Nice x2! Now that the first two tables from the paper have been reproduced, the measures need splitting into the top 5% and remaining 95% of players by their total amount wagered. The split_labrie_measures method from the gamba.studies module does this, returning the two splits as dataframes.

labelled_measures = gb.labelling.top_split(measures_table, 'total_wagered', loud=True)
top count: 212
other count: 4010

With the two cohorts seperated, the last part of the paper uses the same descriptive table to present their differences.

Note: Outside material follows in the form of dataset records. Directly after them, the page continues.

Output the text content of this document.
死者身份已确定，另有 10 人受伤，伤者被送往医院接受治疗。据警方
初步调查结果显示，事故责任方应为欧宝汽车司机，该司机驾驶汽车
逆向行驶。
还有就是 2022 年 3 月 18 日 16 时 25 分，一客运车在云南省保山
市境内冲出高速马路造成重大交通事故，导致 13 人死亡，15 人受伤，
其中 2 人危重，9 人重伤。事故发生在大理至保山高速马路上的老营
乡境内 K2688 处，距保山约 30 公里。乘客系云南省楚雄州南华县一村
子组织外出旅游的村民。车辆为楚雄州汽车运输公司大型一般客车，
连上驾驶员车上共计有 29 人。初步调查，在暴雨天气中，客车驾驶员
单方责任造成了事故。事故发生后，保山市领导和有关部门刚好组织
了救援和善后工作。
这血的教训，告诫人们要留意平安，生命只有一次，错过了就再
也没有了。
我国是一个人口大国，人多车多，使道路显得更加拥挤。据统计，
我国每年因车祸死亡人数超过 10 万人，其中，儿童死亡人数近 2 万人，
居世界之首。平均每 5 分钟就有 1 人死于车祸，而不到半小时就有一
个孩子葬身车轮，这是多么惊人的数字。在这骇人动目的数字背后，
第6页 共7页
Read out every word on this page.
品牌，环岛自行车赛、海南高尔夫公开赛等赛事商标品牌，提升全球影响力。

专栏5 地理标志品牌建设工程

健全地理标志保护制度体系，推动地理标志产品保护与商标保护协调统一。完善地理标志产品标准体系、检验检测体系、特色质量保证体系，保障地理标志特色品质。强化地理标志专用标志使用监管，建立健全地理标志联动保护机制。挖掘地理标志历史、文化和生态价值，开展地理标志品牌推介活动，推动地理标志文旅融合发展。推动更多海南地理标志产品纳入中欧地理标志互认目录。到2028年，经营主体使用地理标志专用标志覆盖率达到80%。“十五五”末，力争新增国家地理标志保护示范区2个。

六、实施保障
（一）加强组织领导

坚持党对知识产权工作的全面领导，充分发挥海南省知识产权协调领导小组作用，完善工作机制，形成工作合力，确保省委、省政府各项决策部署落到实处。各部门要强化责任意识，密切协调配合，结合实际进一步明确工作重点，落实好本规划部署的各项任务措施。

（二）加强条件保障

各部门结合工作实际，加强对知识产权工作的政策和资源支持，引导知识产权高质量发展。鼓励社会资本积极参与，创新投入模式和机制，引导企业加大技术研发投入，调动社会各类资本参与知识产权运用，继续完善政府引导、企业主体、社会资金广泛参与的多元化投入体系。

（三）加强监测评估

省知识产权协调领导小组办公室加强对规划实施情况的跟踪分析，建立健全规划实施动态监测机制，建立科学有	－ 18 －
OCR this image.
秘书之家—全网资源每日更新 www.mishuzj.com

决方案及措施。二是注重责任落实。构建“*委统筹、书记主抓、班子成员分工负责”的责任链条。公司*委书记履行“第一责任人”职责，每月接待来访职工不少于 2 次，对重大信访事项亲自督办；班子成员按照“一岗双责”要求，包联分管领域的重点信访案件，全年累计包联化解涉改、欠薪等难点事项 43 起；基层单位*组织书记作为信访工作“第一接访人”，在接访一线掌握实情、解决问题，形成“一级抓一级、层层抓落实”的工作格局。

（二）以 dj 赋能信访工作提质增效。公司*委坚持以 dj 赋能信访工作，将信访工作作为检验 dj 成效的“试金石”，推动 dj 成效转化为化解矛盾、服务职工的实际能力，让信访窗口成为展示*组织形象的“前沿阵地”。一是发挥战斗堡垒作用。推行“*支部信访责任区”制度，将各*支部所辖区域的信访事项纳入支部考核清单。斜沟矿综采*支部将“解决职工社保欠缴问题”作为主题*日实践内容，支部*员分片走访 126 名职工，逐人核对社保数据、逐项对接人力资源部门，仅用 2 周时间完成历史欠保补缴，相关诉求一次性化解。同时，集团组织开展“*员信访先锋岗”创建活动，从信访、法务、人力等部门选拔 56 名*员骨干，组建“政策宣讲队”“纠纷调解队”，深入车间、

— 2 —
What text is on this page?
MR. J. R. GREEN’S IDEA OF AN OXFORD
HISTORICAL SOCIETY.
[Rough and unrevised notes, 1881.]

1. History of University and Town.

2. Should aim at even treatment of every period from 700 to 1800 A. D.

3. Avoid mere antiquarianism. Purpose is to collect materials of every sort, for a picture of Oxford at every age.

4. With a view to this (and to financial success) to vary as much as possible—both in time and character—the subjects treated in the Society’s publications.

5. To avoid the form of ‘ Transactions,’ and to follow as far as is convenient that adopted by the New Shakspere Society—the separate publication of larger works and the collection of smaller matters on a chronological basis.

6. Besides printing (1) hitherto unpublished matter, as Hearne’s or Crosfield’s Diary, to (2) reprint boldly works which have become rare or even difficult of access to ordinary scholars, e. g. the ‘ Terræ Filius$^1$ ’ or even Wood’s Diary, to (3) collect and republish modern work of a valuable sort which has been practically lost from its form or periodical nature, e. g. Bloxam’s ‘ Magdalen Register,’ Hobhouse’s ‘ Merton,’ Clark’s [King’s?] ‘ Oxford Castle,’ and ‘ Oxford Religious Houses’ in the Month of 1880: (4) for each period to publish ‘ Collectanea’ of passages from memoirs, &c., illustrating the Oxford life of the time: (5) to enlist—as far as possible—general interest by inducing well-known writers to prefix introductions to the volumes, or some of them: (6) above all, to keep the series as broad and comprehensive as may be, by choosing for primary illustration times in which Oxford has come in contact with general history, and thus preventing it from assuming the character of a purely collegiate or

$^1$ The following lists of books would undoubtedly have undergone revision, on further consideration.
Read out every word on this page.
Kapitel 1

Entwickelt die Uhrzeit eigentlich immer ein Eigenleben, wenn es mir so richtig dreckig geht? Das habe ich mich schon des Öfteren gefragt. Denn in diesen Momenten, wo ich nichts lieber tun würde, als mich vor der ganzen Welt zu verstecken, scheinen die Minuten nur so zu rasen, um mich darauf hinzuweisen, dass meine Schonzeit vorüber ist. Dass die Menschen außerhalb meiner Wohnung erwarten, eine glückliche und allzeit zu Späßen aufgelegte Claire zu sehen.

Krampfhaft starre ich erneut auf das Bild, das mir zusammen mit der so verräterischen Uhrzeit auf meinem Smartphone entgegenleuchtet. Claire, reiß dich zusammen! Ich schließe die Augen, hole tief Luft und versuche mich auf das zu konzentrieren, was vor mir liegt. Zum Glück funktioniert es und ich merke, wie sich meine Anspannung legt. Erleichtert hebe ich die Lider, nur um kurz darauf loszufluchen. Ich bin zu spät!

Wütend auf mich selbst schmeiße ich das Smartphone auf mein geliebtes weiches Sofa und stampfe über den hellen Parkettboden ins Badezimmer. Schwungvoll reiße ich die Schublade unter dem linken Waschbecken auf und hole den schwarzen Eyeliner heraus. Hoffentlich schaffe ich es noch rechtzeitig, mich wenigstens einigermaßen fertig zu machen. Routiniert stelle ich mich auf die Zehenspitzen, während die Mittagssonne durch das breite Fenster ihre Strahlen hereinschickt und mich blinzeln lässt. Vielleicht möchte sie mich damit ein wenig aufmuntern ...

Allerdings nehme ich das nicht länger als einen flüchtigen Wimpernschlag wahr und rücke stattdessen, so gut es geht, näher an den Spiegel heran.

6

To reproduce that using gamba, we simply call the same method as the first table on each of the cohorts;

labelled_groups = gb.labelling.get_labelled_groups(labelled_measures, 'top_total_wagered')
top5_table = gb.statistics.descriptive_table(labelled_groups[1])
other95_table = gb.statistics.descriptive_table(labelled_groups[0])
display(top5_table, other95_table)
mean std median
duration 476.023585 232.523748 529.000000
frequency 24.299398 16.768756 20.148853
num_bets 24558.452830 36778.787680 10464.500000
mean_bets_per_day 284.988926 343.720575 188.175380
mean_bet_size 213.216382 682.412984 24.965530
total_wagered 345579.044151 354890.079012 233915.905000
net_loss 8746.290143 11212.842660 6698.250000
percent_loss 2.574661 2.593843 2.521351
top_total_wagered 1.000000 0.000000 1.000000
mean std median
duration 289.858853 233.213355 246.000000
frequency 15.904928 21.136601 6.861726
num_bets 2402.528678 7819.175770 485.500000
mean_bets_per_day 107.013836 176.064687 45.897791
mean_bet_size 25.326057 96.945569 3.826164
total_wagered 10338.071814 19359.770871 2284.452150
net_loss 421.706398 938.710858 107.000000
percent_loss 7.998612 11.804173 5.849977
top_total_wagered 0.000000 0.000000 0.000000

That's it! In around 10 lines of code the gamba framework can fully replicate the findings of LaBrie et al's 2008 paper. The most interesting question now is how to expand this analysis to uncover more details from the data, or to calculate new behavioural measures and see if they are useful in any way.